Anyway, I would not, by any means, support a campaign or a decision to silence this channel or its sister paper.
The diversity in voices and approaches is what makes today's Iraq different from what it used to be under a totalitarian regime and among the important forms of this diversity is that of media.

I was for the decision to put a ban on al-Jazeera a couple years ago because the damage al-Jazeera caused and poisons and provocations it spewed were so outrageous that made the ban sound very fair to me, but I was then against punishing al-Arabiya when the government ordered it to close its offices for a month.
Although al-Arabia is far from being perfectly objective, it hadn't done something that deserves a ban as a punishment.

Actually my greatest fear in this regard now is that this practice of arbitrary bans becomes systematic within the government and spreads to abolish the margin of freedom of speech we began to enjoy only three years ago.

Al-Sharqiya and Azzaman do spend most of their words and time on blaming America and the government or everything that went wrong in Iraq yet for a very long time they seemed to be rarely, if ever, willing to put some of the blame on the various factions of insurgents, and terrorists. Only recently they began to focus more on the atrocities committed by militias, especially Shia religious ones.

Al-Sharqiya and Azzaman do not support violence and this is something I admire in them, yet what I don't admire is that they tend to ignore the original sources of the violence that is sweeping large portions of our country.

Professor Cole wrote briefly about this and he wonders why the Communist Part and the Sadrists would defend Azzaman and al-Sharqiya (it's not al-Iraqiya Professor!).
I don't agree with Cole it's about posturing because I think the motives of the Sadrists are clear, first the ban was requested by the Sunni Islamist speaker of parliament Mashhadani, the National Iraqi List and the rival Shi SCIRI who both supported the vote and second because al-Sharqiya and Azzaman, like the Sadrists are both anti-American and anti-federalism.

On the other hand, it seems Mr. Cole didn't see clearly what the position of the Communist Party is regarding this issue. If you can read Arabic you will see, from the same Azzaman article that Cole referred to, that the Communist Part is clearly mad at al-Sharqiya and Azzaman but favors relatively more civilized measures in dealing with them. If I'm not mistaken, I read somewhere that the Communists want to sue Azzaman for what they published about the secretary general of the party, this can also be inferred from the same above link.

Perhaps what the editorial board of another Iraqi paper, al-Mada, wrote this morning presents the best understanding of the reasons why such conflicts between the government and the media keep happening.
Al-Mada reminded us and drew our attention to the fact that the press here does not have a functioning code of work ethics and that in general our press does not have clear lines to separate between reports and columns and opinion pieces.
In the same time, the executive and legislative authorities are yet to have the clear fair policy or the appropriate legislations that govern the way in which these authorities can deal with the press when they feel the press did something wrong.

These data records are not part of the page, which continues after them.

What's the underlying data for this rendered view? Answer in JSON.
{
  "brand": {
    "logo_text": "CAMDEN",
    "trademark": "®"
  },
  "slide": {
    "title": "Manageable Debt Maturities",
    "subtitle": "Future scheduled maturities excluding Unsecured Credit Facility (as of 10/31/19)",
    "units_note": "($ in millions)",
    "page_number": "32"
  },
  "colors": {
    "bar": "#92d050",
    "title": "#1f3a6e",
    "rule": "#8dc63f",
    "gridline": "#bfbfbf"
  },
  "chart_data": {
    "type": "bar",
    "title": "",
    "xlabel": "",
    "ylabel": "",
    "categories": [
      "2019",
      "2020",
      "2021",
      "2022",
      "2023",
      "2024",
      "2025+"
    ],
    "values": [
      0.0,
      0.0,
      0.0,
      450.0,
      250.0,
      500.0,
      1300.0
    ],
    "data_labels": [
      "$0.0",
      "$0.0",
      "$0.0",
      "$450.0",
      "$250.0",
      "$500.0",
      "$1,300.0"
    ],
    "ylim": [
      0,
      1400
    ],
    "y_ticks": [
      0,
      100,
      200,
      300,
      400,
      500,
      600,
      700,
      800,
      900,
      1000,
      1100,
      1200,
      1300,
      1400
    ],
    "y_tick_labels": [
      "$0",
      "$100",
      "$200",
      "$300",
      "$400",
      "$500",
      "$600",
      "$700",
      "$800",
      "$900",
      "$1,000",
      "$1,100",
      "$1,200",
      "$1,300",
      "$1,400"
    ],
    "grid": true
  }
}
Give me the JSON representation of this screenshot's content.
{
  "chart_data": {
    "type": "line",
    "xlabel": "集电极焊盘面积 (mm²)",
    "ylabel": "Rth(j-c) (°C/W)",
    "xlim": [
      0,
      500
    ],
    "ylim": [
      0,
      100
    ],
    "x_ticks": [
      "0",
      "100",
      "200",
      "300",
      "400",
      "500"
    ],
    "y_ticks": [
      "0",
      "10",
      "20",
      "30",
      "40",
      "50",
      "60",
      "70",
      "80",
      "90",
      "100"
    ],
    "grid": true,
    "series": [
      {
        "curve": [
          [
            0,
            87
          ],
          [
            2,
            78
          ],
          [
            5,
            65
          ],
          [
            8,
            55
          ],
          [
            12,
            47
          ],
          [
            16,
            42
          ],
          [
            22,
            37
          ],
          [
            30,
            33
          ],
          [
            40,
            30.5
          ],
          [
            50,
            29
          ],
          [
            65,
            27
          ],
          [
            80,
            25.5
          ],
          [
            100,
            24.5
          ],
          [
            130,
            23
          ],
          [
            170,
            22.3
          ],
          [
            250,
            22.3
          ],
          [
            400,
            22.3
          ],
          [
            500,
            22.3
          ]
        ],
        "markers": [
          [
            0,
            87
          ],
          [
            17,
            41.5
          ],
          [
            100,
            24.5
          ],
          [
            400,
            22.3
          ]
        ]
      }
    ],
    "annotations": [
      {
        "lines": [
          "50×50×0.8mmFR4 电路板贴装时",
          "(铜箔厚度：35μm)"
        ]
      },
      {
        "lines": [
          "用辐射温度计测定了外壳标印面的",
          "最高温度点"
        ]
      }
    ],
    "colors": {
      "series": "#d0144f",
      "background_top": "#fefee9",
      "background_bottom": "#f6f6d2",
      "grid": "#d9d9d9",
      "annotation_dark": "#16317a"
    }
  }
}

I can say that both parties think and believe they were right in what they did and that their freedom grants them the right to do that but apparently they don’t realize that freedom without laws will be a mess.

Maybe it's time for both sides to start developing better standards of work and clear guidelines on how to coexist and do the service they are expected to do, and I hope this case motivates them to do so.